- Type: IPX network emulator
- Website: sites.google.com/kali.net/kalinet

= Kali (software) =

IPX network emulator for MS-DOS and Windows

Kali is an IPX network emulator for [MS-DOS]] and Windows, enabling legacy multiplayer games to work over a modern TCP/IP network such as the Internet. Later versions of the software also functioned as a server browser for games that natively supported TCP/IP. Versions were also created for OS2 and Mac, but neither version was well polished. Today, Kali's network is still operational but development has largely ceased.

Kali also includes an Internet Game Browser for TCP/IP native games, a buddy system, a chat system, and supports 400+ games including Doom 3, many of the Command & Conquer games, the Mechwarrior 2 series, Unreal Tournament 2004, Battlefield Vietnam, Counter-Strike: Condition Zero, and Master of Orion II.

The Kali software is free to download, and once had a time-based cap for unregistered versions. For a one-time $20 fee, the time restriction was removed. However, as of January 2023, Kali.net offers the download and a registration code generator on the website, so registration is currently free.

==History==
The original MS-DOS version of Kali was created by Scott Coleman, Alex Markovich and Jay Cotton in the spring of 1995. It was the successor to a program called iDOOM (later Frag) that Cotton wrote so he could play id Software's DOS game DOOM over the Internet. After the release of Descent, Coleman, Markovich and Cotton wrote a new program to allow Descent, or any other game which supported LAN play using the IPX protocol, to be played over the Internet; this new program was named Kali. In the summer of 1995, Coleman went off to work for Interplay Productions, Markovich left the project and Cotton formed a new company, Kali Inc., to develop and market Kali. Cotton and his team developed the first Windows version (Kali95) and all subsequent versions.

Initially Kali appealed only to hardcore computer tinkerers, due to the difficulty of getting TCP/IP running on MS-DOS. Kali95 took advantage of the greater network support of Windows 95, allowing Kali to achieve mainstream popularity. In the mid-1990s, it was an extremely popular way to play Command & Conquer, Descent, Warcraft II: Tides of Darkness, Duke Nukem 3D, and other games over the Internet, with more than 50,000 users worldwide by the end of 1996. The fact that only a small one-time fee was charged for the service, rather than a monthly subscription, also contributed to its popularity. This was largely possible due to Kali's scaled-down services; it did not provide the contests and high-tech chat features offered by other leading online gaming services. Since it was the only way for Windows and DOS users to play Warcraft II: Tides of Darkness against people outside of a LAN or dial-up connection, Blizzard actually included a copy of the program on the CD, going so far as to also provide a customized executable (WAR2KALI.EXE) which optimized the game's network code to account for Internet latency and also allowed users to specify their own settings for packet transmission and handling.

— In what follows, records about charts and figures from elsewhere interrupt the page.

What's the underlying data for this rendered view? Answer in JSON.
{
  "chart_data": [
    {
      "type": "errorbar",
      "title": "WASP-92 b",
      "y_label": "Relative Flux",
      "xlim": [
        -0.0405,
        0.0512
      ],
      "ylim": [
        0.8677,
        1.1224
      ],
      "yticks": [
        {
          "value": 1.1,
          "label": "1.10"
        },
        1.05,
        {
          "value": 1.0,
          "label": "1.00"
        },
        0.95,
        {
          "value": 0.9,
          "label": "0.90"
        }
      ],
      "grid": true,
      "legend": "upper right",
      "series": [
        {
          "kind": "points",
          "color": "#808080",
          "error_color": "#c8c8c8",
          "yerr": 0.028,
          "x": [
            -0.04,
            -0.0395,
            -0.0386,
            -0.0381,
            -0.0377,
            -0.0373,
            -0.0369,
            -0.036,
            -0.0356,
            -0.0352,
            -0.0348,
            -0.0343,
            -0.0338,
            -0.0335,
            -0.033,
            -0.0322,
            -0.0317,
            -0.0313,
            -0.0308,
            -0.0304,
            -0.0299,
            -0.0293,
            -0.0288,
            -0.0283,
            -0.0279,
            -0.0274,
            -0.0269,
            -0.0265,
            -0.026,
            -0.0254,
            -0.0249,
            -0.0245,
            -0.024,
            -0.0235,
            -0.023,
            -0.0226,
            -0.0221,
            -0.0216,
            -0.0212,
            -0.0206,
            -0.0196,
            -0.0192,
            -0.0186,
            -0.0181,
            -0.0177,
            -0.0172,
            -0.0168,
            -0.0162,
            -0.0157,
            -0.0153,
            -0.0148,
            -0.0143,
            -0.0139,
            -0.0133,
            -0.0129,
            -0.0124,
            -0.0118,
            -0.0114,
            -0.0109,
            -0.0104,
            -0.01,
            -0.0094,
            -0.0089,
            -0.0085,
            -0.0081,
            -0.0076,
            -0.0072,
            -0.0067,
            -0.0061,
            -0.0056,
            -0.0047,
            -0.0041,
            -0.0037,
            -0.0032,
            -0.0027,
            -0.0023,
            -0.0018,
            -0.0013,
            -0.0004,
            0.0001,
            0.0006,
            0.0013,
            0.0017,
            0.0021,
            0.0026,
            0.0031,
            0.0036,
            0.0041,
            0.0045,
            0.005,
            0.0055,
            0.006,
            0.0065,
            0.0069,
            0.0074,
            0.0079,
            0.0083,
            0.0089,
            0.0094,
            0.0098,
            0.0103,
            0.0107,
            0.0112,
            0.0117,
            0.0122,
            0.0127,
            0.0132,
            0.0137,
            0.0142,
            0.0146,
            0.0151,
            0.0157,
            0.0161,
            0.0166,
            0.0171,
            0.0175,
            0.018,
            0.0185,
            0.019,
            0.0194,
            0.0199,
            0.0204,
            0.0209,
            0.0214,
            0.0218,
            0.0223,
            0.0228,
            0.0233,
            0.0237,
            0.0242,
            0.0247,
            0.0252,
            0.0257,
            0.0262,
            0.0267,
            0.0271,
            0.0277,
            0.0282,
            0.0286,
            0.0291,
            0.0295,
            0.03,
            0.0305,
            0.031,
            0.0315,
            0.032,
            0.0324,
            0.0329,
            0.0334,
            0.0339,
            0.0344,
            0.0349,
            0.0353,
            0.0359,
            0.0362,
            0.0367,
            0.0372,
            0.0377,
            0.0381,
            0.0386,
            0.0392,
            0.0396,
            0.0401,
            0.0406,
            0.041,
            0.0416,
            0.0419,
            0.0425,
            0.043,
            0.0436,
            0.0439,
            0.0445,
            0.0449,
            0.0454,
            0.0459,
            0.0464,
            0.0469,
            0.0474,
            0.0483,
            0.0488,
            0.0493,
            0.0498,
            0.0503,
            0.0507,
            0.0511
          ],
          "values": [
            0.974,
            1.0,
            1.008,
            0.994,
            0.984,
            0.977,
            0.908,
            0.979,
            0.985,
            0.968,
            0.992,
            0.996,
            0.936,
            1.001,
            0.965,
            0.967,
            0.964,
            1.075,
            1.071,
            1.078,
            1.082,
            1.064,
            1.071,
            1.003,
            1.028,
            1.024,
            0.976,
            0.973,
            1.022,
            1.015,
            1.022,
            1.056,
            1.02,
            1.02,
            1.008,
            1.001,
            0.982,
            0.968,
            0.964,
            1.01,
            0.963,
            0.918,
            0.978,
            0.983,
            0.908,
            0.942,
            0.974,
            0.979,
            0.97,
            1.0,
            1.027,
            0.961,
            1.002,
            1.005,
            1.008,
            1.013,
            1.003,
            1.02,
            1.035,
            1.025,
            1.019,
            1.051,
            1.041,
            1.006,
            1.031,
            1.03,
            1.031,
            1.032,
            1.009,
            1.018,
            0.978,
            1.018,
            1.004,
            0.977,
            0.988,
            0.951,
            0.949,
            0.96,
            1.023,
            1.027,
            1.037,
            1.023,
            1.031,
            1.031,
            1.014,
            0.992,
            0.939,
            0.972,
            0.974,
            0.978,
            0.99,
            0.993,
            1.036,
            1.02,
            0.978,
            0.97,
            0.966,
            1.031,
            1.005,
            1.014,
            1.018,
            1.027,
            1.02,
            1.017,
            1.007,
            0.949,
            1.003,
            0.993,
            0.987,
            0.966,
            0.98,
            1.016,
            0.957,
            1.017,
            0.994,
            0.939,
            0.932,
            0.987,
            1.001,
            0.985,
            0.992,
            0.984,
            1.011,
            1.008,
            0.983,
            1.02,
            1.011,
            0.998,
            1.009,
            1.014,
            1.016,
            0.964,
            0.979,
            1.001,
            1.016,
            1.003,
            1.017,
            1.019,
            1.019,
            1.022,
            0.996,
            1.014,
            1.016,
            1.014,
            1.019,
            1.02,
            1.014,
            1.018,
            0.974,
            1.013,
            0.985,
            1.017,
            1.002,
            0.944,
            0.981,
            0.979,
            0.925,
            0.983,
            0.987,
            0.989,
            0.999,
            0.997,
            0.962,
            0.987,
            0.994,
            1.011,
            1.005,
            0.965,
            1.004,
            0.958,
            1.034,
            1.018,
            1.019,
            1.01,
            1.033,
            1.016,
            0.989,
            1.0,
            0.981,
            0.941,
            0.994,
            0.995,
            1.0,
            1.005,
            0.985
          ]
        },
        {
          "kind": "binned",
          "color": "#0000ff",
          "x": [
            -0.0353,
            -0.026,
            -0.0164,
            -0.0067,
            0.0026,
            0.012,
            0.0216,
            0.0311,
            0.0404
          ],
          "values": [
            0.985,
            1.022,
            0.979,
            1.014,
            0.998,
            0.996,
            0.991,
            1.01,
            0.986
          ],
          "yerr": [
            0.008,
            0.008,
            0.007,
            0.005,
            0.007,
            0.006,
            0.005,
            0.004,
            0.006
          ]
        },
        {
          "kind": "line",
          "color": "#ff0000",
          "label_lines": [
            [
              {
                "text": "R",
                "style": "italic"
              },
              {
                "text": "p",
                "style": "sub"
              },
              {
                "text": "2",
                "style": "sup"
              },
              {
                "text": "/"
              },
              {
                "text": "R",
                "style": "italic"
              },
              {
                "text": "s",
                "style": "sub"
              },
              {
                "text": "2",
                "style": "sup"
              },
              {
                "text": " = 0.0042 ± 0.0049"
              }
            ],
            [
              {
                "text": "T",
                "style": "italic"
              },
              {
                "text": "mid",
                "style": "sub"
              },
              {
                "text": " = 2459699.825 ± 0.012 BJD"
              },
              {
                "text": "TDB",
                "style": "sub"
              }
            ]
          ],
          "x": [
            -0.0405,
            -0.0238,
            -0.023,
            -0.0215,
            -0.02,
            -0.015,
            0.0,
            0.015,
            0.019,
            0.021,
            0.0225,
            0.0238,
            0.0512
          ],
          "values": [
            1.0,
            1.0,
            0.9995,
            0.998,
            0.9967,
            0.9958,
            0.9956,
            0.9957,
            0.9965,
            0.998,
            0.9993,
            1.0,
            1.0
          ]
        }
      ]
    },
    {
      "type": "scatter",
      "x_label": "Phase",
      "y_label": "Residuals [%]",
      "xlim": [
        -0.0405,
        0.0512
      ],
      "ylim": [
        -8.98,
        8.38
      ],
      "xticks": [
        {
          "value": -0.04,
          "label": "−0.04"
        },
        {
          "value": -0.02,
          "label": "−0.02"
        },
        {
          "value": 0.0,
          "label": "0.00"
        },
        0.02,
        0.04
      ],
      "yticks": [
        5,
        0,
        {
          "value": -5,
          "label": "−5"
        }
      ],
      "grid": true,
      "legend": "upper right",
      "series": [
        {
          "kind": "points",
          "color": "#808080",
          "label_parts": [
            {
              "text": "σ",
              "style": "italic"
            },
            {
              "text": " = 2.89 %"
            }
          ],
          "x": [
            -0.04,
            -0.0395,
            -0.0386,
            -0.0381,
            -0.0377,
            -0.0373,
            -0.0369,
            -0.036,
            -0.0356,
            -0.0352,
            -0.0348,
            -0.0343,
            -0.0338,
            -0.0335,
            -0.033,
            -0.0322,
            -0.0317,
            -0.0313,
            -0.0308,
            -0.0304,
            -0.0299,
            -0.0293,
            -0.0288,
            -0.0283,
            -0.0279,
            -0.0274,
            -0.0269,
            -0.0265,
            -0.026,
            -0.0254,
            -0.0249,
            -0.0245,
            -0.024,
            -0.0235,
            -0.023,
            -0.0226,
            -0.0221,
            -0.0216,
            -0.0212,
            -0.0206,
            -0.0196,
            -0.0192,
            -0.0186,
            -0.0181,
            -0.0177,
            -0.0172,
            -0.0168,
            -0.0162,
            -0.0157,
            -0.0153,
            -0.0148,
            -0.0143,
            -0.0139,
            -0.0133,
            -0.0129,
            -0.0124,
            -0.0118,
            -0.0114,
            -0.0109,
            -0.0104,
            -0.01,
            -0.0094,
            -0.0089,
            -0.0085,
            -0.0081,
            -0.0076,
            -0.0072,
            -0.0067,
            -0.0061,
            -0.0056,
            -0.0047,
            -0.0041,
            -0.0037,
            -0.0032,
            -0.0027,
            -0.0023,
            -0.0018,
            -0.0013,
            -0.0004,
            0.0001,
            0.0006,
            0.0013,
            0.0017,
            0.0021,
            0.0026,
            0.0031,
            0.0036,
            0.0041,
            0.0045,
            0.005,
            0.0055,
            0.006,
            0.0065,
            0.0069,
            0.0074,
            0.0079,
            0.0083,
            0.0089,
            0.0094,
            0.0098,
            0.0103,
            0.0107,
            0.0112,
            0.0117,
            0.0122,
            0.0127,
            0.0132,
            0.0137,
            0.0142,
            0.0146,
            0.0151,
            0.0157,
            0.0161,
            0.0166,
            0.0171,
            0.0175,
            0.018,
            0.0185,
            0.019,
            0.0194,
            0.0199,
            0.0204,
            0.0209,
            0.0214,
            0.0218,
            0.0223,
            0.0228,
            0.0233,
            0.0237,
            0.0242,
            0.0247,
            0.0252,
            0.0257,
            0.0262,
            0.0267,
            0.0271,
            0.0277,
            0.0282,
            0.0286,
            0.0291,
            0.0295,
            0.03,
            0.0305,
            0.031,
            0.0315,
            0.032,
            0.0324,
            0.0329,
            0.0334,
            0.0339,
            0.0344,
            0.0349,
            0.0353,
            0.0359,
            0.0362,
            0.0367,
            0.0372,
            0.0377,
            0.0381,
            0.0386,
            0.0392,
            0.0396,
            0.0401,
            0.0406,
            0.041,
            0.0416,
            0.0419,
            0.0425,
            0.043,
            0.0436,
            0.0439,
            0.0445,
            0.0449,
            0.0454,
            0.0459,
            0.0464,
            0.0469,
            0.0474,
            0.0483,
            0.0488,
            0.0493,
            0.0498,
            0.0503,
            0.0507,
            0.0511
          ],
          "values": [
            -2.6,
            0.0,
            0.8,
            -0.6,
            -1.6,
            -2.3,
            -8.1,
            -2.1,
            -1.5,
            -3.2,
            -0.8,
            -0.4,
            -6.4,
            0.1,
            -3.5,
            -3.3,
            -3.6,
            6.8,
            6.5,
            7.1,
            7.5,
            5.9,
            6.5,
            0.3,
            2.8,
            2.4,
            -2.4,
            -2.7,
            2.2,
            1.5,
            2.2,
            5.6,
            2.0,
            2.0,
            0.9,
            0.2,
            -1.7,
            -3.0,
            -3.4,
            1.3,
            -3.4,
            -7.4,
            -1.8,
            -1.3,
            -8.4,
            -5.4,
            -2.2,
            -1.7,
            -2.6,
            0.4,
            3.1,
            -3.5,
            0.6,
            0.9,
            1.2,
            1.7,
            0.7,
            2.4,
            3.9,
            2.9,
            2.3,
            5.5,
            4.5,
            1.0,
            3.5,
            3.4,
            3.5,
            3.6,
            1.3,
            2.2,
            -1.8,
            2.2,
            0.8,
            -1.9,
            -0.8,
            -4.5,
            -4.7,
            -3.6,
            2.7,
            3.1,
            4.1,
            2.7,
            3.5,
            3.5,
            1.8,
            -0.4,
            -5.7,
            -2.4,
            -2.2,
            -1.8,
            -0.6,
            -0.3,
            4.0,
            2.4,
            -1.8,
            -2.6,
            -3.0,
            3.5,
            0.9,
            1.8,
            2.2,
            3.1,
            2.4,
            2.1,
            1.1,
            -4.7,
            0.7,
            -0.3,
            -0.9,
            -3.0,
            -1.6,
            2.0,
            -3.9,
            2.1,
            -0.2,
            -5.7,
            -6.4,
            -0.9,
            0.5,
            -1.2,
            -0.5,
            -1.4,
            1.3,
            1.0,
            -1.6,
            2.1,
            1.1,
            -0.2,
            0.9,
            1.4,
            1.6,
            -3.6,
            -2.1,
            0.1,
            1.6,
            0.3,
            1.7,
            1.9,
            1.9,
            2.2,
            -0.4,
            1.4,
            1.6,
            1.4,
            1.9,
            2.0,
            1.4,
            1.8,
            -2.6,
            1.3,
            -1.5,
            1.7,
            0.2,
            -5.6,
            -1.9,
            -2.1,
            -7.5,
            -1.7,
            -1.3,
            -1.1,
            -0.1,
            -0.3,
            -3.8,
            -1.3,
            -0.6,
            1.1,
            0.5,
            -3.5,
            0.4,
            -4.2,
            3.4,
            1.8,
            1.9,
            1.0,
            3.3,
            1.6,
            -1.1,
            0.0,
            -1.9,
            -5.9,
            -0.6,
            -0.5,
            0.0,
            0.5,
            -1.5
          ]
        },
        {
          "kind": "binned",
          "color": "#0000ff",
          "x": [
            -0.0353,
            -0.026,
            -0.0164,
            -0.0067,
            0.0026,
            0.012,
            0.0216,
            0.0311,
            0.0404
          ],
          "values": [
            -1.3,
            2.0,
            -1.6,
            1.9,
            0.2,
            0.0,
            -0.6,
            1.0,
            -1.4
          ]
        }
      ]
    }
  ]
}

During the height of IPX emulation's popularity, a competing product called "Kahn" was being sold by the now-defunct developer Stargate Networks for $15 ($5 cheaper than Kali at that time). However, Kali was already well-established by this point; existing users saw no reason to buy another piece of software, and new users were still attracted to Kali's larger user base, since the whole point of the software was to be able to play with other people. The minor cost savings proved largely ineffective against Kali, and Kahn never achieved much market share.

The market for Kali eventually dried up as games began to host their own online services, such as battle.net, MSN Gaming Zone, and also through direct TCP/IP connections, made easier by Microsoft's DirectPlay package. As IPX itself was phased out, Kali's unique emulation technology fell by the wayside and the software shifted its emphasis to becoming a game browser, a market where strong competitors such as GameSpy were already established.

In the early 2000s, Cotton decided to sell Kali to a company that would have the capital to expand the program. However, this move proved to be disastrous for Kali as the new company folded shortly after the purchase. A year later Cotton reacquired the rights to the Kali software and system. Since then he has resumed development and support of Kali.

As of 2009, the latest version of Kali is 2.613, which was released in February 2004. At present Kali works with over 400 games. Support has faded over the last years making usage of Kali harder and less effective.

Kali has gained new life, because the IPX protocol has been removed in all versions of Windows after XP.

As of 2014, the software has for the most part died. However, there is still a small, loyal following (largely residing in the Descent Channel) that uses the software as a chat room. Games, such as Descent, are still played among this group of gamers.

Currently (January 2023), the software and registration is offered on Kali.net at no cost.

==Reception==
Kali won Computer Gaming Worlds 1996 "Special Award for Online-Enabling Technology". The editors called it "perhaps the most significant milestone so far in the nascent online gaming industry." It won Computer Games Strategy Pluss award for the best online service of 1996, beating Mpath and the T.E.N. service. Next Generation likewise named it number one on their "Top 10 Online Gaming Sites" in early 1997, citing the lack of subscription fees and the unsurpassed selection of games supported.